Scene from What Doesn't Float featuring a man in a kayak beneath a pier

Anthology Film What Doesn’t Float Shot and Edited with Blackmagic Design

Blackmagic Design today announced that the new anthology film “What Doesn’t Float” was shot with Blackmagic Pocket Cinema Camera 4K digital film cameras and used DaVinci Resolve Studio across post for editing and color grading. Director Luca Balser credits the cameras’ compact design and versatility with the team’s ability to easily shoot in diverse environments across New York City.

“What Doesn’t Float” tells seven stories of New Yorkers at their wits’ ends. The dark comedy stars Pauline Chalamet, Larry Fessenden, Cindy De La Cruz, Roger Howarth and more.

Using two Pocket Cinema Camera 4Ks shooting in Blackmagic RAW, Balser noted that the cameras’ versatility allowed them to easily work in all settings. “We shot in many locations throughout New York City, most of them outside environments during the fall and winter with many cold nights. Everywhere from Fort Tilden in Rockaway, to rooftops of Hell’s Kitchen, to boatyards in Staten Island.

“We were able to get the cameras into some very odd spaces given their size. It gave us a ton of mobility and we were able to move quickly and efficiently from one setup to the next,” he said. “For one vignette we took the cameras out on a tiny fishing boat in the middle of the Lower New York Bay, in less than calm waters, and the cameras’ size and mobility really saved us there. Given the wide variety of locations and environments, including using the cameras on a motorcycle and canoe at one point, the Pockets allowed us to have a lot of flexibility.”

“‘What Doesn’t Float’ was inspired by love of the anthology format and of New York City. Since I was a kid, I’ve been visiting many of the locations we used in the film. They tend to be on the outskirts of the city, places close to the water that have a lonely, liminal feeling. I’ve always been fascinated by the fact that New York is historically a port city, yet most of us hardly ever interact with the water. These cameras allowed us to film these locations with an ease that I don’t think would have been possible with a bigger, more expensive rig,” Balser explained.

Moving into post, Balser noted, “It was important to me to develop the look and feel of the film as I was editing it. Light and texture are important elements to this film, and editing with flat files or with a basic LUT felt like it would undermine the process. DaVinci Resolve is such an intuitive software, and the ease of swapping between the color and edit pages was monumentally helpful. The look was able to develop alongside the edit.”

Balser used DaVinci Resolve Studio, alongside an UltraStudio Monitor 3G playback device, in post mainly for editing and grading but also dabbled with the Fairlight audio page and Fusion visual effects (VFX) page. “We used the Fairlight page to create temp mixes and begin the sound design and scoring process during the offline edit. Having a dedicated audio page within the program was huge as it allowed us to really focus on the sound as an integral part of the storytelling,” explained Balser. “Additionally, while most of the film was shot practically, the Fusion page came in handy for a few shots where I needed to paint out certain elements.”

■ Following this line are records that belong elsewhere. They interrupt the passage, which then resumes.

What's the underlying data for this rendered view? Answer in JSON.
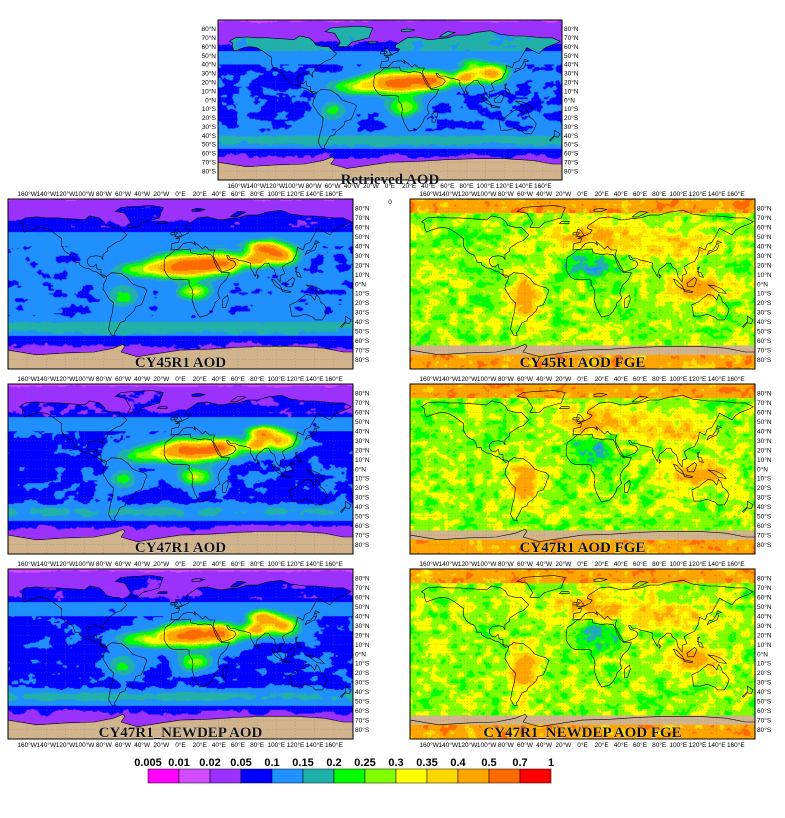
{
  "figure": {
    "panels": [
      {
        "id": "retrieved",
        "title": "Retrieved AOD",
        "field": "retrieved"
      },
      {
        "id": "cy45r1_aod",
        "title": "CY45R1 AOD",
        "field": "model"
      },
      {
        "id": "cy45r1_fge",
        "title": "CY45R1 AOD FGE",
        "field": "fge"
      },
      {
        "id": "cy47r1_aod",
        "title": "CY47R1 AOD",
        "field": "model"
      },
      {
        "id": "cy47r1_fge",
        "title": "CY47R1 AOD FGE",
        "field": "fge"
      },
      {
        "id": "newdep_aod",
        "title": "CY47R1_NEWDEP AOD",
        "field": "model"
      },
      {
        "id": "newdep_fge",
        "title": "CY47R1_NEWDEP AOD FGE",
        "field": "fge"
      }
    ],
    "lon_ticks": [
      "160°W",
      "140°W",
      "120°W",
      "100°W",
      "80°W",
      "60°W",
      "40°W",
      "20°W",
      "0°E",
      "20°E",
      "40°E",
      "60°E",
      "80°E",
      "100°E",
      "120°E",
      "140°E",
      "160°E"
    ],
    "lat_ticks": [
      "80°N",
      "70°N",
      "60°N",
      "50°N",
      "40°N",
      "30°N",
      "20°N",
      "10°N",
      "0°N",
      "10°S",
      "20°S",
      "30°S",
      "40°S",
      "50°S",
      "60°S",
      "70°S",
      "80°S"
    ],
    "extra_label": "0",
    "colorbar": {
      "levels": [
        "0.005",
        "0.01",
        "0.02",
        "0.05",
        "0.1",
        "0.15",
        "0.2",
        "0.25",
        "0.3",
        "0.35",
        "0.4",
        "0.5",
        "0.7",
        "1"
      ],
      "colors": [
        "#ff00ff",
        "#d24bff",
        "#9b30ff",
        "#0000ff",
        "#1e90ff",
        "#20b2aa",
        "#00ff00",
        "#7fff00",
        "#ffff00",
        "#ffd700",
        "#ffa500",
        "#ff6a00",
        "#ff0000"
      ]
    },
    "land_color": "#d2b48c"
  }
}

“As with any NLE, the hope is that the software allows you to concentrate on the creative work rather than being bogged down in the technical side of things. DaVinci Resolve allowed a very natural editing process, and the ability to jump to VFX, audio, and color really sets it apart,” Balser added. “DaVinci Resolve Studio is such a massive program, and it allowed the whole process to be done without ever migrating software. Everything from syncing to cutting to mixing to grading felt intuitive and reliable.”

Working with tight budget constrictions, Balser noted that the anthology format interested him because it was a tangible way to make a movie with limited means. “We shot one vignette and then took a break to fundraise for the next vignette. Since I was grading as I edited, we could show samples of the unfinished film that looked more polished than a typical rough cut or teaser,” he said.

“Even though we were working on such a tight budget, these cameras don’t show it. Since they are so affordable, we were able to buy two and shoot multi cam for some of the more challenging sequences,” he concluded. “As a scrappy DIY production, it really gave us the access and ability to achieve a high quality result. I’ve had many people ask what film stock the movie was shot on, and they’re always surprised to hear that it was shot digitally, which is a testament to the image quality of the cameras and the powerful grading features within DaVinci Resolve. The cameras’ MFT sensor is close in size to what a 16mm negative would capture, and the combination of vintage lenses with the sensor gave the images a beautiful tactile look, really emulating 16mm film.”